Former President Jimmy Carter weighed in on the Secret Service scandal Wednesday, saying any agent would have to be “completely out of his mind” to betray any information about the president’s movements to a prostitute.
Carter told MSNBC’s “Jansing & Co.” that he felt nothing but trust and admiration for the scores of agents who had protected him over the years.
“I have had more than 200 Secret Services agents work with me before, during and after I was president, and I would say that there's no other single group of public servants that I've ever known that would equal their standards of morality and proper activity and proper service and dedication to their very dangerous and difficult job,” he said.
Carter said he thinks it’s possible the agents accused of taking Colombian prostitutes back to their hotel as they were supposed to be preparing for President Barack Obama’s arrival in Cartagena were “intoxicated,” but he definitely believes it was an isolated incident.

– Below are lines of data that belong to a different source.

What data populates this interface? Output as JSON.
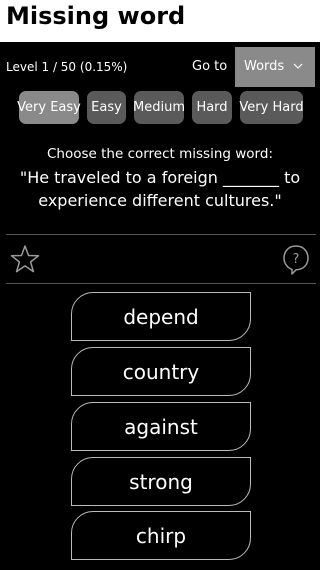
{
  "header": {
    "title": "Missing word"
  },
  "level": {
    "text": "Level 1 / 50 (0.15%)",
    "goto_label": "Go to",
    "select_value": "Words"
  },
  "difficulty": {
    "buttons": [
      {
        "label": "Very Easy",
        "active": true
      },
      {
        "label": "Easy",
        "active": false
      },
      {
        "label": "Medium",
        "active": false
      },
      {
        "label": "Hard",
        "active": false
      },
      {
        "label": "Very Hard",
        "active": false
      }
    ]
  },
  "question": {
    "prompt": "Choose the correct missing word:",
    "sentence": "\"He traveled to a foreign _______ to experience different cultures.\""
  },
  "icons": {
    "favorite": "star-icon",
    "help": "question-bubble-icon"
  },
  "answers": [
    {
      "label": "depend"
    },
    {
      "label": "country"
    },
    {
      "label": "against"
    },
    {
      "label": "strong"
    },
    {
      "label": "chirp"
    }
  ],
  "colors": {
    "background": "#000000",
    "titlebar": "#ffffff",
    "select_bg": "#8a8a8a",
    "button_active": "#8a8a8a",
    "button_inactive": "#5a5a5a",
    "answer_border": "#bbbbbb"
  }
}
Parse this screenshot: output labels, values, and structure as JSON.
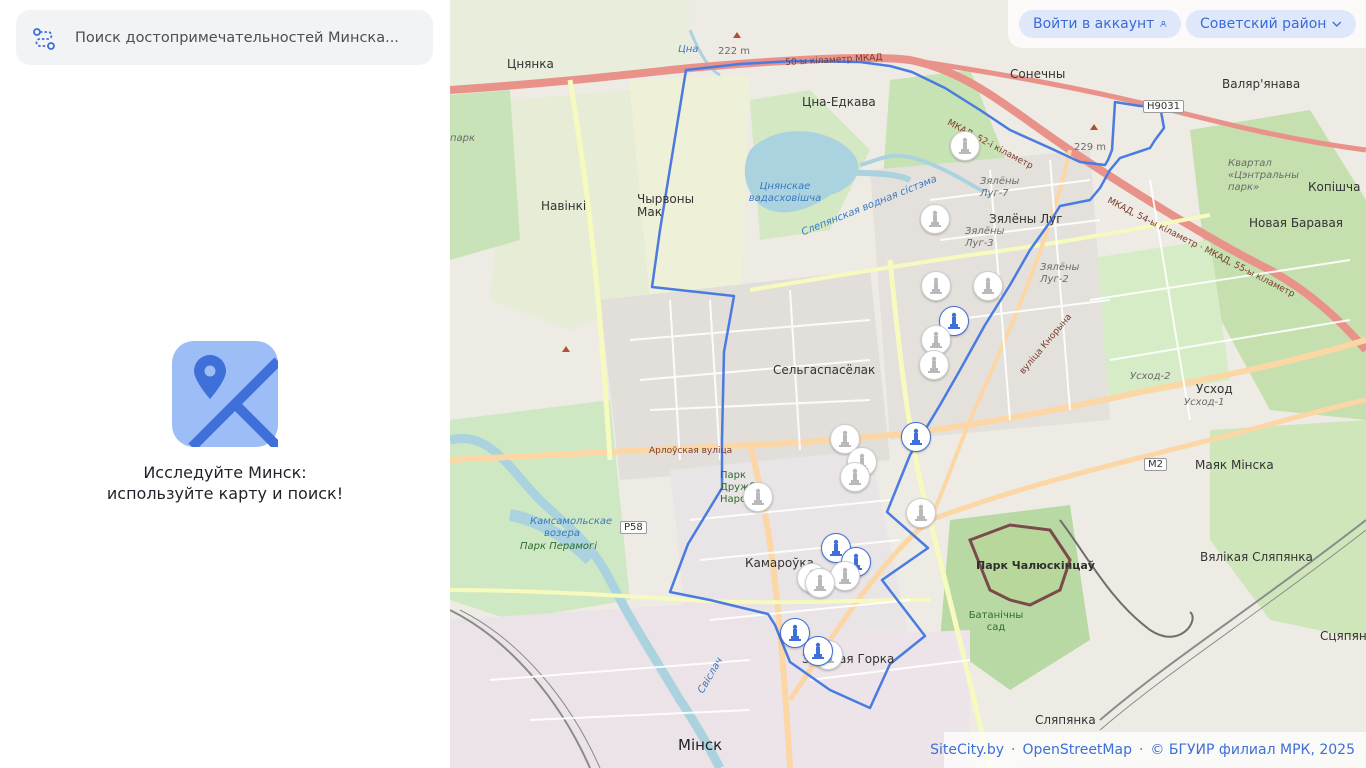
{
  "search": {
    "placeholder": "Поиск достопримечательностей Минска..."
  },
  "empty_state": {
    "line1": "Исследуйте Минск:",
    "line2": "используйте карту и поиск!"
  },
  "header": {
    "login_label": "Войти в аккаунт",
    "district_label": "Советский район"
  },
  "attribution": {
    "sitecity": "SiteCity.by",
    "osm": "OpenStreetMap",
    "copyright": "© БГУИР филиал МРК, 2025"
  },
  "map": {
    "labels": {
      "tsnyanka": "Цнянка",
      "tsna": "Цна",
      "elev222": "222 m",
      "tsna_edkava": "Цна-Едкава",
      "sonechny": "Сонечны",
      "valyaryanava": "Валяр'янава",
      "h9031": "Н9031",
      "elev229": "229 m",
      "mkad52": "МКАД, 52-і кіламетр",
      "mkad50": "50-ы кіламетр МКАД",
      "mkad54": "МКАД, 54-ы кіламетр · МКАД, 55-ы кіламетр",
      "park_left": "парк",
      "navinki": "Навінкі",
      "chyrvony_mak": "Чырвоны Мак",
      "reservoir": "Цнянскае вадасховішча",
      "water_system": "Слепянская водная сістэма",
      "zyaleny_lug": "Зялёны Луг",
      "zyaleny_lug7": "Зялёны Луг-7",
      "zyaleny_lug3": "Зялёны Луг-3",
      "zyaleny_lug2": "Зялёны Луг-2",
      "kvartal": "Квартал «Цэнтральны парк»",
      "kopishcha": "Копішча",
      "novaya_baravaya": "Новая Баравая",
      "selgasaselak": "Сельгаспасёлак",
      "usxod": "Усход",
      "usxod2": "Усход-2",
      "usxod1": "Усход-1",
      "kolasa": "вуліца Кнорына",
      "arlouskaya": "Арлоўская вуліца",
      "park_druzhby": "Парк Дружбы Народаў",
      "mayak_minska": "Маяк Мінска",
      "m2": "М2",
      "p58": "Р58",
      "kamsamolskae": "Камсамольскае возера",
      "park_peramogi": "Парк Перамогі",
      "kamarouka": "Камароўка",
      "park_chalyuskintsau": "Парк Чалюскінцаў",
      "vyalikaya_slyapyanka": "Вялікая Сляпянка",
      "batanichny": "Батанічны сад",
      "zolataya_gorka": "Залатая Горка",
      "slyapyanka": "Сляпянка",
      "minsk": "Мінск",
      "svislach": "Свіслач",
      "slyapyanka_right": "Сцяпянка"
    }
  },
  "colors": {
    "accent": "#3f6fd8",
    "pill_bg": "#dfe8fb",
    "boundary": "#4a7be0",
    "motorway": "#e8928a"
  },
  "icons": {
    "route": "route-icon",
    "user": "user-icon",
    "chevron": "chevron-down-icon",
    "empty": "map-placeholder-icon",
    "marker": "monument-icon"
  }
}
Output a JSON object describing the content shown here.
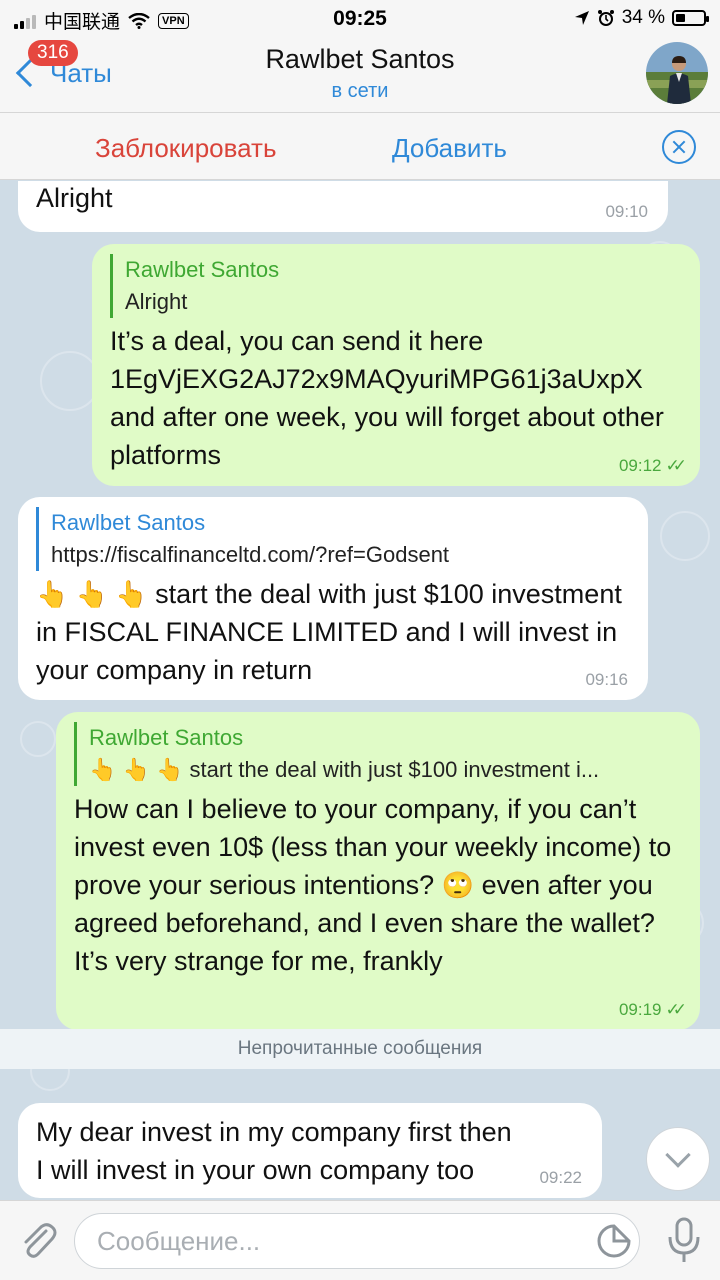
{
  "status_bar": {
    "carrier": "中国联通",
    "vpn": "VPN",
    "time": "09:25",
    "battery": "34 %",
    "battery_level": 0.34
  },
  "header": {
    "back_label": "Чаты",
    "unread_badge": "316",
    "title": "Rawlbet Santos",
    "subtitle": "в сети"
  },
  "actions": {
    "block": "Заблокировать",
    "add": "Добавить"
  },
  "messages": [
    {
      "direction": "in",
      "text": "Alright",
      "time": "09:10"
    },
    {
      "direction": "out",
      "reply_name": "Rawlbet Santos",
      "reply_text": "Alright",
      "text": "It’s a deal, you can send it here 1EgVjEXG2AJ72x9MAQyuriMPG61j3aUxpX and after one week, you will forget about other platforms",
      "time": "09:12"
    },
    {
      "direction": "in",
      "reply_name": "Rawlbet Santos",
      "reply_text": "https://fiscalfinanceltd.com/?ref=Godsent",
      "emoji": "👆 👆 👆",
      "text": " start the deal with just $100 investment in FISCAL FINANCE LIMITED and I will invest in your company in return",
      "time": "09:16"
    },
    {
      "direction": "out",
      "reply_name": "Rawlbet Santos",
      "reply_text": "👆 👆 👆  start the deal with just $100 investment i...",
      "text": "How can I believe to your company, if you can’t invest even 10$ (less than your weekly income) to prove your serious intentions? ",
      "emoji2": "🙄",
      "text2": " even after you agreed beforehand, and I even share the wallet? It’s very strange for me, frankly",
      "time": "09:19"
    },
    {
      "direction": "in",
      "text": "My dear invest in my company first then I will invest in your own company too",
      "time": "09:22"
    }
  ],
  "unread_divider": "Непрочитанные сообщения",
  "input": {
    "placeholder": "Сообщение...",
    "value": ""
  },
  "colors": {
    "accent": "#2f89d8",
    "danger": "#d9443a",
    "outgoing_bubble": "#e0fbc7",
    "incoming_bubble": "#ffffff",
    "chat_background": "#cfdce6",
    "badge": "#e6473f"
  },
  "icons": [
    "back-chevron-icon",
    "close-circle-icon",
    "attach-paperclip-icon",
    "sticker-icon",
    "microphone-icon",
    "scroll-down-chevron-icon",
    "read-checkmarks-icon"
  ]
}
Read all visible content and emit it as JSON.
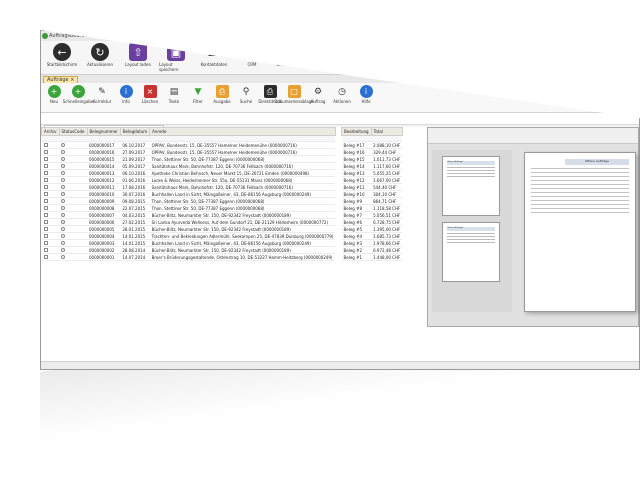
{
  "window": {
    "title": "Auftragsbearbeitung (1) Offene - Aufträge"
  },
  "ribbon1": [
    {
      "label": "Startbildschirm",
      "icon": "back-arrow-icon"
    },
    {
      "label": "Aktualisieren",
      "icon": "refresh-icon"
    },
    {
      "label": "Layout laden",
      "icon": "upload-icon"
    },
    {
      "label": "Layout speichern",
      "icon": "save-icon"
    },
    {
      "label": "Kontaktdaten",
      "icon": "phone-icon"
    },
    {
      "label": "CRM",
      "icon": "people-icon"
    },
    {
      "label": "Erinnerungen",
      "icon": "alarm-icon"
    },
    {
      "label": "Neue Aufgabe",
      "icon": "tools-icon"
    }
  ],
  "tab": {
    "label": "Aufträge"
  },
  "ribbon2": [
    {
      "label": "Neu",
      "icon": "plus-icon"
    },
    {
      "label": "Schnelleingabe",
      "icon": "plus-icon"
    },
    {
      "label": "Korrektur",
      "icon": "pencil-icon"
    },
    {
      "label": "Info",
      "icon": "info-icon"
    },
    {
      "label": "Löschen",
      "icon": "delete-icon"
    },
    {
      "label": "Texte",
      "icon": "document-icon"
    },
    {
      "label": "Filter",
      "icon": "filter-icon"
    },
    {
      "label": "Ausgabe",
      "icon": "print-icon"
    },
    {
      "label": "Suche",
      "icon": "search-icon"
    },
    {
      "label": "Direktdruck",
      "icon": "printer-icon"
    },
    {
      "label": "Dokumentenablage",
      "icon": "folder-icon"
    },
    {
      "label": "Auftrag",
      "icon": "order-icon"
    },
    {
      "label": "Aktionen",
      "icon": "clock-icon"
    },
    {
      "label": "Hilfe",
      "icon": "help-icon"
    }
  ],
  "search": {
    "placeholder": "Suche"
  },
  "table": {
    "columns": [
      "Archiv",
      "StatusCode",
      "Belegnummer",
      "Belegdatum",
      "Anrede"
    ],
    "rows": [
      {
        "nr": "0000000017",
        "date": "06.10.2017",
        "name": "OPPAV, Bundesstr. 15, DE-35557 Hamelner Heidemenühe (0000000716)"
      },
      {
        "nr": "0000000016",
        "date": "27.09.2017",
        "name": "OPPAV, Bundesstr. 15, DE-35557 Hamelner Heidemenühe (0000000716)"
      },
      {
        "nr": "0000000015",
        "date": "21.09.2017",
        "name": "Thon, Stettiner Str. 50, DE-77387 Eggenn (0000000068)"
      },
      {
        "nr": "0000000014",
        "date": "05.09.2017",
        "name": "Sanitätshaus Mark, Bahnhofstr. 120, DE-70736 Fellbach (0000000716)"
      },
      {
        "nr": "0000000013",
        "date": "06.10.2016",
        "name": "Apotheke Christian Behnsch, Neuer Markt 15, DE-26721 Emden (0000000498)"
      },
      {
        "nr": "0000000012",
        "date": "01.06.2016",
        "name": "Locke & Weiss, Heidesheimer Str. 55a, DE-55131 Mainz (0000000068)"
      },
      {
        "nr": "0000000011",
        "date": "17.08.2016",
        "name": "Sanitätshaus Mark, Bahnhofstr. 120, DE-70736 Fellbach (0000000716)"
      },
      {
        "nr": "0000000010",
        "date": "30.07.2016",
        "name": "Buchhallen Land in Sicht, Mäingaßeiner, 43, DE-86156 Augsburg (0000000249)"
      },
      {
        "nr": "0000000009",
        "date": "09.08.2015",
        "name": "Thon, Stettiner Str. 50, DE-77387 Eggenn (0000000068)"
      },
      {
        "nr": "0000000008",
        "date": "22.07.2015",
        "name": "Thon, Stettiner Str. 50, DE-77387 Eggenn (0000000068)"
      },
      {
        "nr": "0000000007",
        "date": "04.03.2015",
        "name": "Bücher-Blitz, Neumarkter Str. 150, DE-92342 Freystadt (0000000189)"
      },
      {
        "nr": "0000000006",
        "date": "27.02.2015",
        "name": "Sri Lanka Ayurveda Wellness, Auf dem Gundorf 21, DE-21129 Hildesheim (0000000772)"
      },
      {
        "nr": "0000000005",
        "date": "28.01.2015",
        "name": "Bücher-Blitz, Neumarkter Str. 150, DE-92342 Freystadt (0000000189)"
      },
      {
        "nr": "0000000004",
        "date": "14.01.2015",
        "name": "Trachten- und Bekleidungen Adlermühl, Seekampen 25, DE-47839 Duisburg (0000000779)"
      },
      {
        "nr": "0000000003",
        "date": "14.01.2015",
        "name": "Buchhallen Land in Sicht, Mäingaßeiner, 43, DE-86156 Augsburg (0000000249)"
      },
      {
        "nr": "0000000002",
        "date": "28.08.2014",
        "name": "Bücher-Blitz, Neumarkter Str. 150, DE-92342 Freystadt (0000000189)"
      },
      {
        "nr": "0000000001",
        "date": "14.07.2014",
        "name": "Broer's Brüderungsgestaltende, Ostenstrag 10, DE-53227 Hamm-Heitzberg (0000000249)"
      }
    ]
  },
  "mid_table": {
    "columns": [
      "Bearbeitung",
      "Total"
    ],
    "values": [
      "Beleg #17",
      "Beleg #16",
      "Beleg #15",
      "Beleg #14",
      "Beleg #13",
      "Beleg #12",
      "Beleg #11",
      "Beleg #10",
      "Beleg #9",
      "Beleg #8",
      "Beleg #7",
      "Beleg #6",
      "Beleg #5",
      "Beleg #4",
      "Beleg #3",
      "Beleg #2",
      "Beleg #1"
    ],
    "totals": [
      "2.088,10 CHF",
      "329,44 CHF",
      "1.011,73 CHF",
      "1.117,60 CHF",
      "5.055,25 CHF",
      "1.667,00 CHF",
      "544,40 CHF",
      "304,10 CHF",
      "864,71 CHF",
      "1.118,58 CHF",
      "5.056,51 CHF",
      "6.728,75 CHF",
      "1.395,00 CHF",
      "1.685,73 CHF",
      "1.978,66 CHF",
      "6.972,48 CHF",
      "1.448,00 CHF"
    ]
  },
  "preview": {
    "page_title": "Offene Aufträge",
    "thumb_titles": [
      "Offene Aufträge",
      "Offene Aufträge",
      "Offene Aufträge"
    ]
  }
}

“I would have to guess a Secret Service agent would have to be almost completely out of his mind or her mind to tell a prostitute, or as they call themselves, a female escort, anything about the movements of the president,” Carter said.
“That’s their life – their total dedication – is to protect the one who is assigned them, whether it is an incumbent American president or the president’s family,” he said.
As for the November elections, Carter said he thinks Obama will be re- elected, but he won’t mind if presumptive Republican nominee Mitt Romney ends up in the White House.
“I’d rather have a Democrat but I would be comfortable – I think Romney has shown in the past, in his previous years as a moderate or progressive, that he was fairly competent as a governor and also running the Olympics,” Carter told MSNBC’s Chris Jansing.
Carter said Romney has adopted some extreme positions in order to win conservatives’ votes, but he believes the former Massachusetts governor will swing back toward the center.
“He’s gone to the extreme right-wing positions on some very important issues in order to get the nomination. What he’ll do in the general election, what he’ll do as president, I think is different,” Carter said.
The former president said that in his day, candidates didn’t take money from corporations or special interest groups, and he thinks it was much better that way.
“I think the massive infusion of money in the political arena ahs been a major cause of spending a lot of it on negative advertising,” Carter said.
He also took issue with the “stupid” Supreme Court ruling in January 2010 that allowed super PACs to receive unlimited, anonymous donations from corporations, unions and individuals.
“Saying corporations are people has exacerbated or made much worse an already existing bad situation,” Carter said.